Tewasnya Nurdin M. Top boleh jadi menjadi berita yang paling populer, baik pada tayangan televisi, media on line dan sebagainya. Nurdin M. Top tewas tertembak setelah sekitar 9 jam terlibat baku tembak dengan Densus 88 di sebuah rumah di Desa Kepuhsari, Mojosongo, Solo, Jawa Tengah.
Ini tentu saja menarik, mengingat Nurdin telah menjadi orang yang paling dicari di Republik ini selama kurang lebih 9 tahun. Nurdin juga dipercaya sebagai dalang dari berbagai peristiwa teror. Tidak hanya itu saja, tewasnya Nurdin bagai membawa angin segar ketika terjadi permasalahan di tubuh KPK, institusi yang konon berusaha memberantas korupsi.
Terorisme rasa-rasanya telah menjadi kata yang cukup populer, bahkan hingga di kalangan anak-anak. Istilah terorisme menjadi cukup populer sejak tahun 2001, dimana pada tanggal 11 September terjadi tragedi WTC di Amerika, ketika dua buah pesawat menabrakkan badannya ke menara WTC. Sejak saat itulah, Amerika Serikat kemudian mengumandangkan genderang perang terhadap terorisme. Beberapa negara bahkan dianggap sebagai negara sarang teroris, dan kemudian menjadi justifikasi bagi negara adidaya tersebut untuk ikut campur ke negara lain. Ini pula yang kemudian melatarbelakangi tesis Samuel Hutington, tentang Benturan Antar Peradaban.
Sejarah Terorisme
Terorisme berasal dari bahasa Perancis, yaitu le terreur, yang semula digunakan untuk menyebut tindakan pemerintah hasil revolusi Perancis yang menggunakan kekerasan secara brutal dan berlebihan dengan cara memenggal 40.000 orang yang dituduh melakukan kegiatan anti pemerintah. Terorisme selanjutnya digunakan untuk menyebut gerakan kekerasan anti pemerintah di Rusia.
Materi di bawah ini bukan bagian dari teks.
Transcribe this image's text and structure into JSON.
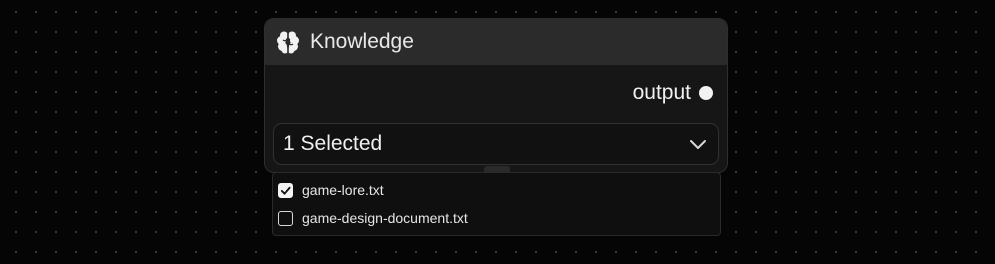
{
  "node": {
    "title": "Knowledge",
    "icon": "brain-icon",
    "output_label": "output"
  },
  "select": {
    "value": "1 Selected"
  },
  "dropdown": {
    "options": [
      {
        "label": "game-lore.txt",
        "checked": true
      },
      {
        "label": "game-design-document.txt",
        "checked": false
      }
    ]
  },
  "colors": {
    "canvas": "#050505",
    "node_body": "#161616",
    "node_header": "#2b2b2b",
    "text": "#f0f0f0"
  }
}
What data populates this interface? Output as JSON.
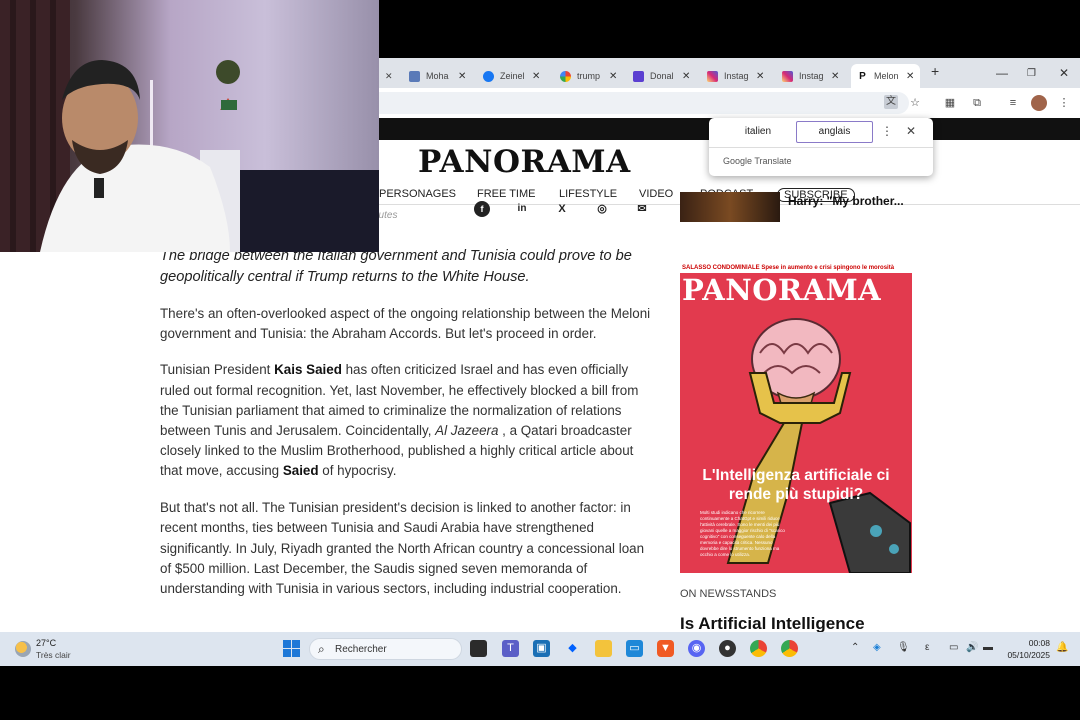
{
  "browser": {
    "tabs": [
      {
        "label": "Moha",
        "icon": "tab-favicon-generic",
        "color": "#5a7ab8"
      },
      {
        "label": "Zeinel",
        "icon": "facebook-icon",
        "color": "#1877f2"
      },
      {
        "label": "trump",
        "icon": "google-icon",
        "color": "#ea4335"
      },
      {
        "label": "Donal",
        "icon": "tab-favicon-t",
        "color": "#5b3fd1"
      },
      {
        "label": "Instag",
        "icon": "instagram-icon",
        "color": "#d62976"
      },
      {
        "label": "Instag",
        "icon": "instagram-icon",
        "color": "#d62976"
      },
      {
        "label": "Melon",
        "icon": "panorama-favicon",
        "color": "#111111"
      }
    ],
    "new_tab": "+",
    "close_glyph": "✕"
  },
  "translate": {
    "source_lang": "italien",
    "target_lang": "anglais",
    "brand": "Google Translate"
  },
  "site": {
    "logo": "PANORAMA",
    "nav": [
      "PERSONAGES",
      "FREE TIME",
      "LIFESTYLE",
      "VIDEO",
      "PODCAST",
      "SUBSCRIBE"
    ],
    "minutes": "nutes",
    "sidebar_caption": "Harry: \"My brother...",
    "newsstands": "ON NEWSSTANDS",
    "sidebar_title": "Is Artificial Intelligence"
  },
  "article": {
    "lede": "The bridge between the Italian government and Tunisia could prove to be geopolitically central if Trump returns to the White House.",
    "p1": "There's an often-overlooked aspect of the ongoing relationship between the Meloni government and Tunisia: the Abraham Accords. But let's proceed in order.",
    "p2_a": "Tunisian President ",
    "p2_b": "Kais Saied",
    "p2_c": " has often criticized Israel and has even officially ruled out formal recognition. Yet, last November, he effectively blocked a bill from the Tunisian parliament that aimed to criminalize the normalization of relations between Tunis and Jerusalem. Coincidentally, ",
    "p2_d": "Al Jazeera",
    "p2_e": " , a Qatari broadcaster closely linked to the Muslim Brotherhood, published a highly critical article about that move, accusing ",
    "p2_f": "Saied",
    "p2_g": " of hypocrisy.",
    "p3": "But that's not all. The Tunisian president's decision is linked to another factor: in recent months, ties between Tunisia and Saudi Arabia have strengthened significantly. In July, Riyadh granted the North African country a concessional loan of $500 million. Last December, the Saudis signed seven memoranda of understanding with Tunisia in various sectors, including industrial cooperation."
  },
  "cover": {
    "topline": "SALASSO CONDOMINIALE Spese in aumento e crisi spingono le morosità",
    "logo": "PANORAMA",
    "headline": "L'Intelligenza artificiale ci rende più stupidi?",
    "body": "Molti studi indicano che ricorrere continuamente a ChatGpt e simili riduce l'attività cerebrale. Sono le menti dei più giovani quelle a maggior rischio di \"scarico cognitivo\" con conseguente calo della memoria e capacità critica. Nessuno dovrebbe dire lo strumento funziona ma occhio a come lo utilizza."
  },
  "taskbar": {
    "temperature": "27°C",
    "weather": "Très clair",
    "search_placeholder": "Rechercher",
    "time": "00:08",
    "date": "05/10/2025"
  },
  "colors": {
    "cover_red": "#e23a4e",
    "taskbar": "#dde5ef",
    "tabbar": "#dfe3e9"
  }
}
Ini artinya, pada mulanya, terorisme digunakan untuk menyebut tindakan kekerasan oleh pemerintah atau kegiatan yang anti pemerintah (wikipedia).
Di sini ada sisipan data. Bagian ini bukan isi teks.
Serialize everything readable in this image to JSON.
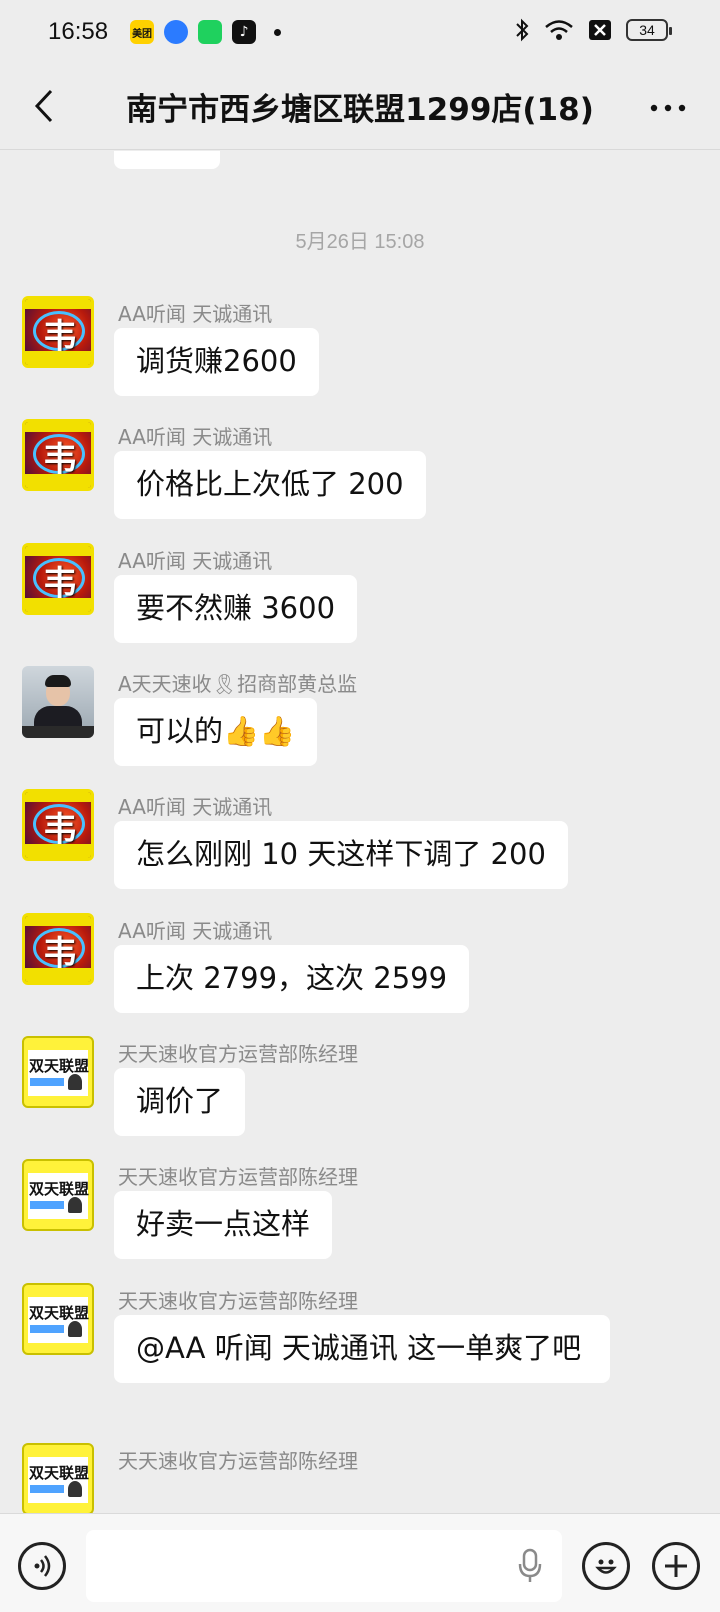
{
  "status_bar": {
    "time": "16:58",
    "apps": [
      {
        "icon": "meituan-app-icon",
        "label": "美团",
        "color": "#ffd100"
      },
      {
        "icon": "browser-app-icon",
        "label": "",
        "color": "#2b7bff"
      },
      {
        "icon": "wechat-app-icon",
        "label": "",
        "color": "#1fd15e"
      },
      {
        "icon": "tiktok-app-icon",
        "label": "",
        "color": "#111111"
      }
    ],
    "battery": "34"
  },
  "header": {
    "title": "南宁市西乡塘区联盟1299店(18)"
  },
  "chat": {
    "timestamp": "5月26日 15:08",
    "messages": [
      {
        "sender": "AA听闻 天诚通讯",
        "text": "调货赚2600",
        "avatar": "red"
      },
      {
        "sender": "AA听闻 天诚通讯",
        "text": "价格比上次低了 200",
        "avatar": "red"
      },
      {
        "sender": "AA听闻 天诚通讯",
        "text": "要不然赚 3600",
        "avatar": "red"
      },
      {
        "sender": "A天天速收🎗招商部黄总监",
        "text": "可以的👍👍",
        "avatar": "person"
      },
      {
        "sender": "AA听闻 天诚通讯",
        "text": "怎么刚刚 10 天这样下调了 200",
        "avatar": "red"
      },
      {
        "sender": "AA听闻 天诚通讯",
        "text": "上次 2799，这次 2599",
        "avatar": "red"
      },
      {
        "sender": "天天速收官方运营部陈经理",
        "text": "调价了",
        "avatar": "yellow"
      },
      {
        "sender": "天天速收官方运营部陈经理",
        "text": "好卖一点这样",
        "avatar": "yellow"
      },
      {
        "sender": "天天速收官方运营部陈经理",
        "text": "@AA 听闻 天诚通讯  这一单爽了吧",
        "avatar": "yellow"
      },
      {
        "sender": "天天速收官方运营部陈经理",
        "text": "",
        "avatar": "yellow"
      }
    ],
    "avatar_text": {
      "red": "韦",
      "yellow": "双天联盟"
    }
  },
  "input_bar": {
    "placeholder": ""
  }
}
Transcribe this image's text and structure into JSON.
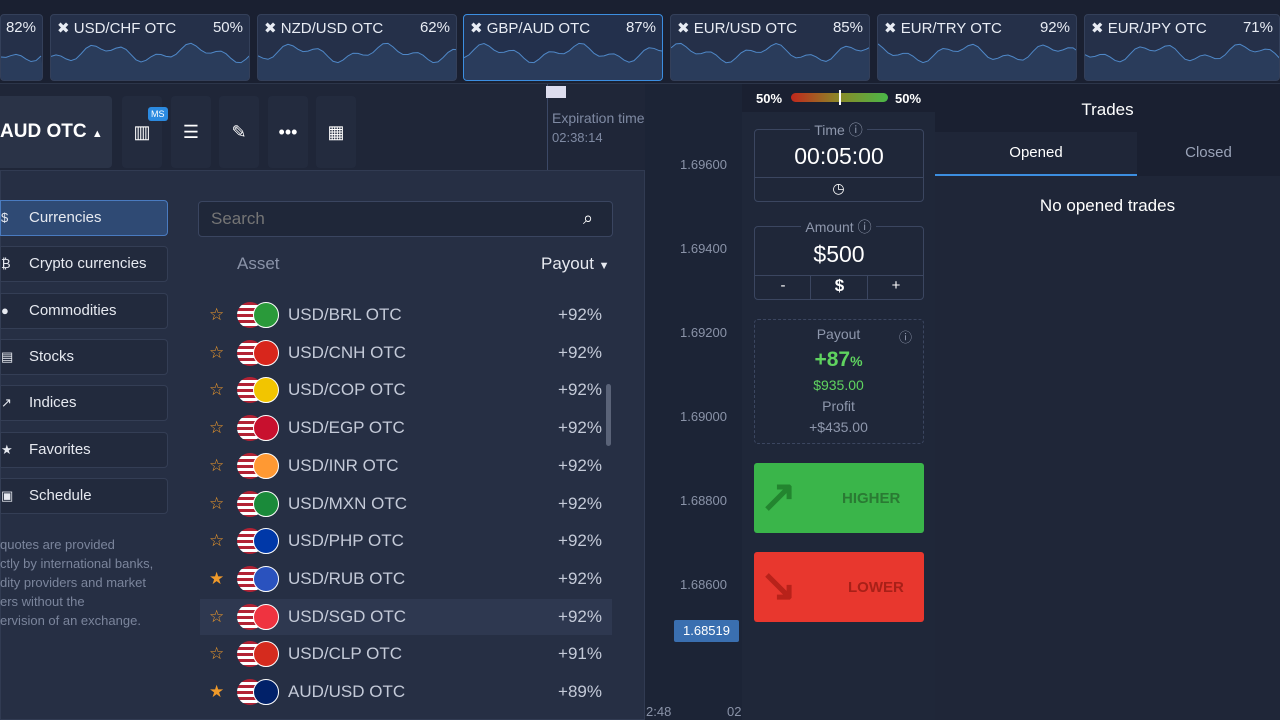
{
  "tickers": [
    {
      "name": "",
      "payout": "82%"
    },
    {
      "name": "USD/CHF OTC",
      "payout": "50%"
    },
    {
      "name": "NZD/USD OTC",
      "payout": "62%"
    },
    {
      "name": "GBP/AUD OTC",
      "payout": "87%",
      "active": true
    },
    {
      "name": "EUR/USD OTC",
      "payout": "85%"
    },
    {
      "name": "EUR/TRY OTC",
      "payout": "92%"
    },
    {
      "name": "EUR/JPY OTC",
      "payout": "71%"
    }
  ],
  "toolbar": {
    "asset": "AUD OTC",
    "badge": "MS"
  },
  "chart": {
    "expiration_label": "Expiration time",
    "expiration_value": "02:38:14",
    "prices": [
      "1.69600",
      "1.69400",
      "1.69200",
      "1.69000",
      "1.68800",
      "1.68600"
    ],
    "current_price": "1.68519",
    "time_labels": [
      "2:48",
      "02"
    ]
  },
  "categories": [
    {
      "label": "Currencies",
      "icon": "$",
      "active": true
    },
    {
      "label": "Crypto currencies",
      "icon": "₿"
    },
    {
      "label": "Commodities",
      "icon": "●"
    },
    {
      "label": "Stocks",
      "icon": "▤"
    },
    {
      "label": "Indices",
      "icon": "↗"
    },
    {
      "label": "Favorites",
      "icon": "★"
    },
    {
      "label": "Schedule",
      "icon": "▣"
    }
  ],
  "note": "quotes are provided\nctly by international banks,\ndity providers and market\ners without the\nervision of an exchange.",
  "search": {
    "placeholder": "Search"
  },
  "list_header": {
    "asset": "Asset",
    "payout": "Payout"
  },
  "assets": [
    {
      "name": "USD/BRL OTC",
      "payout": "+92%",
      "fav": false,
      "flag": "#2a9a3a"
    },
    {
      "name": "USD/CNH OTC",
      "payout": "+92%",
      "fav": false,
      "flag": "#d8261c"
    },
    {
      "name": "USD/COP OTC",
      "payout": "+92%",
      "fav": false,
      "flag": "#f2c500"
    },
    {
      "name": "USD/EGP OTC",
      "payout": "+92%",
      "fav": false,
      "flag": "#c8102e"
    },
    {
      "name": "USD/INR OTC",
      "payout": "+92%",
      "fav": false,
      "flag": "#ff9933"
    },
    {
      "name": "USD/MXN OTC",
      "payout": "+92%",
      "fav": false,
      "flag": "#1a8a3a"
    },
    {
      "name": "USD/PHP OTC",
      "payout": "+92%",
      "fav": false,
      "flag": "#0038a8"
    },
    {
      "name": "USD/RUB OTC",
      "payout": "+92%",
      "fav": true,
      "flag": "#2a52be"
    },
    {
      "name": "USD/SGD OTC",
      "payout": "+92%",
      "fav": false,
      "flag": "#ef3340",
      "highlighted": true
    },
    {
      "name": "USD/CLP OTC",
      "payout": "+91%",
      "fav": false,
      "flag": "#d52b1e"
    },
    {
      "name": "AUD/USD OTC",
      "payout": "+89%",
      "fav": true,
      "flag": "#012169"
    }
  ],
  "trade": {
    "sentiment_left": "50%",
    "sentiment_right": "50%",
    "sentiment": 50,
    "time_label": "Time",
    "time_value": "00:05:00",
    "amount_label": "Amount",
    "amount_value": "$500",
    "minus": "-",
    "currency": "$",
    "plus": "+",
    "payout_label": "Payout",
    "payout_pct": "+87",
    "pct_sign": "%",
    "payout_amount": "$935.00",
    "profit_label": "Profit",
    "profit_value": "+$435.00",
    "higher": "HIGHER",
    "lower": "LOWER"
  },
  "trades": {
    "title": "Trades",
    "tabs": [
      "Opened",
      "Closed"
    ],
    "empty": "No opened trades"
  },
  "colors": {
    "accent": "#3c8ee0",
    "higher": "#3ab54a",
    "lower": "#e8372e",
    "payout_green": "#5fd35f"
  }
}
Sebelum Perang Dunia II, terorisme dilakukan dengan pembunuhan politik terhadap pejabat pemerintah, dimana terorisme diyakini sebagai cara efektif untuk melakukan revolusi politik ataupun sosial dengan cara membunuh orang-orang yang berpengaruh. Di tahun 1950-an, terorisme dilakukan dengan melakukan serangan yang bersifat acak kepada masyarakat sipil yang tidak berdosa. Pada tahun 1960an, muncul apa yang dinamakan 'terorisme media', yaitu serangan acak terhadap siapa saja untuk tujuan publisitas. Seruan atau perjuangan melalui tulisan kemudian mulai ditinggalkan karena dampaknya yang sangat kecil, dan digunakan 'the philosophy of bomb' yang bersifat eksplosif serta sulit diabaikan. Fenomena ini kemudian meningkat sejak permulaan dasa warsa 70-an. Terorisme dan teror berkembang dalam sengketa ideologi, fanatisme agama, perjuangan kemerdekaan, pemberontakann, gerilaya, atau bahkan pemerintah dengan cara dan sarana menegakkan kekuasaaan.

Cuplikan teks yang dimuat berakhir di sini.